Il 31 gennaio 2022 il presidente francese Emmanuel Macron pubblica sul proprio profilo Twitter una foto con cui annuncia il lancio di un pass culture dedicato ai giovani tra i 15 e i 17 anni. Nella foto si intravede una pila di libri, nella quale, tra un tomo delle Mémoires del generale de Gaulle e libro di Hélène Carrère d’Encausse, si intravede il volume 100 di One Piece, popolarissimo manga di Eichiro Oda. La domanda sorge spontanea: com’è arrivato il volume di un manga sulla scrivania di un capo di Stato europeo? Tralasciando la passione del presidente francese per i manga e One Piece in particolare, la risposta non può che essere una: soft power. 

Il concetto di soft power, elaborato all’inizio degli anni Novanta da Joseph Nye, fa riferimento a una nuova forma di diplomazia e a una nuova modalità attraverso cui un Paese può esprimere la propria volontà di potenza, senza però ricorrere alla coercizione. Il soft power indica la forza di attrazione, di fascinazione che uno Stato riesce a esercitare sugli altri, riuscendo a manipolarne i gusti, i comportamenti, gli interessi. In altre parole, il soft power di cui un Paese dispone dipende dall’immagine di sé che esso riesce a proiettare nella sfera internazionale, della reputazione, quindi, di cui esso gode. È la capacità di esportare, e diventare, un modello culturale. Il Giappone è uno dei Paesi globalmente più potenti in termini di soft power. 

Tramite prevalentemente i manga è comunque tutta la cultura nipponica che viene messa in valore, si parla infatti di cool Japan (espressione coniata nel 2002 da Douglas McCray nel suo articolo Gross National Cool in Foreign Policy). Il cool Japan svecchia l’immagine culturale del Giappone che era sino a qualche decennio fa limitata a samurai, geishe e ukiyoe, e la cultura manga e il kawaii (termine traducibile con carino, puccioso; ambasciatrice del kawaii è sicuramente Hello Kitty) ne sono i pilastri.

È interessante sottolineare come l’attuale potenza nipponica in termini di soft power non sia il risultato, almeno non inizialmente, di una politica specifica e organica di autopromozione culturale portata avanti dal governo. Solo nella seconda metà degli anni zero il governo nipponico ha deciso di servirsi della cultura manga per promuovere la propria immagine all’estero. È infatti a partire dal 2007, grazie specialmente all’interesse dell’allora ministro degli Esteri Taro Aso, che la promozione del soft power assurge al rango di chiave di volta della strategia internazionale del Paese.

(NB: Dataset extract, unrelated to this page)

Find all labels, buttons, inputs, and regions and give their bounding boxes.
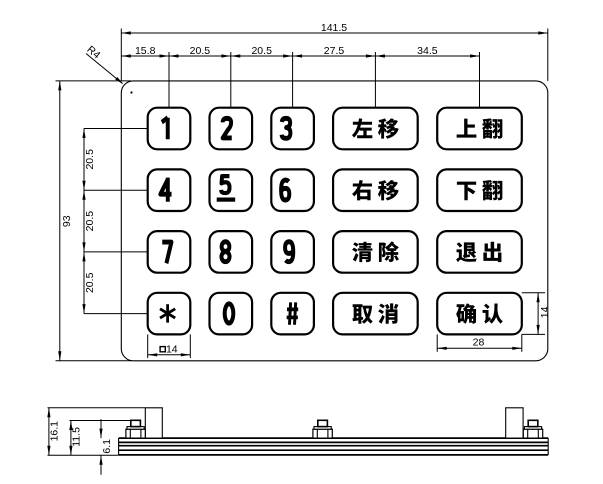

Così il Gaimu-shō (ministero degli Esteri) inizia a diventare il maggior sponsor del World Cosplay Summit, un incontro annuale di cosplayers (termine con cui si indicano coloro che si vestono con i costumi dei protagonisti di manga, film, videogiochi), che diventa così un’occasione di scambio e di incontro dedicato alla cultura nipponica.

Il manga entra così nella quotidianità occidentale e italiana; non stupisce più che i media tradizionali diano rilievo al Lucca Comics&Games o alle uscite degli anime e manga mainstream al cinema o in libreria. Così come non è più una novità vedere treni o tram “vestiti” con i personaggi di manga o emergere nelle grandi città o temporary store dedicati proprio al merchandise collegato ai manga più popolari. 

Il profilo che è forse maggiormente esemplificativo della forza di penetrazione del soft power è rappresentato dal fatto che la cultura anglosassone mainstream – fortemente in declino – stia tentando di rilanciarsi cavalcando proprio la popolarità dei manga. Basti vedere che uno dei più recenti successi di Netflix è la trasposizione live action del manga One Piece. L’industria del cinema americana ciclicamente guarda ai manga e al loro franchise per cercare di rivitalizzare, con esiti per il momento più negativi che positivi (basti citare le trasposizioni live action di Death Note, Cowboy Bebop o ancora Drangonball), una linfa creativa che tra spin-off, sequel, prequel e reboot sembra essersi seccata. 

Sicuramente, il declino relativo degli Stati Uniti nell’industria culturale ha contribuito al successo nipponico; al tempo stesso, però, l’industria nipponica è stata in grado di adattarsi alla massificazione della produzione culturale e alla sua diffusione istantanea su scala mondiale.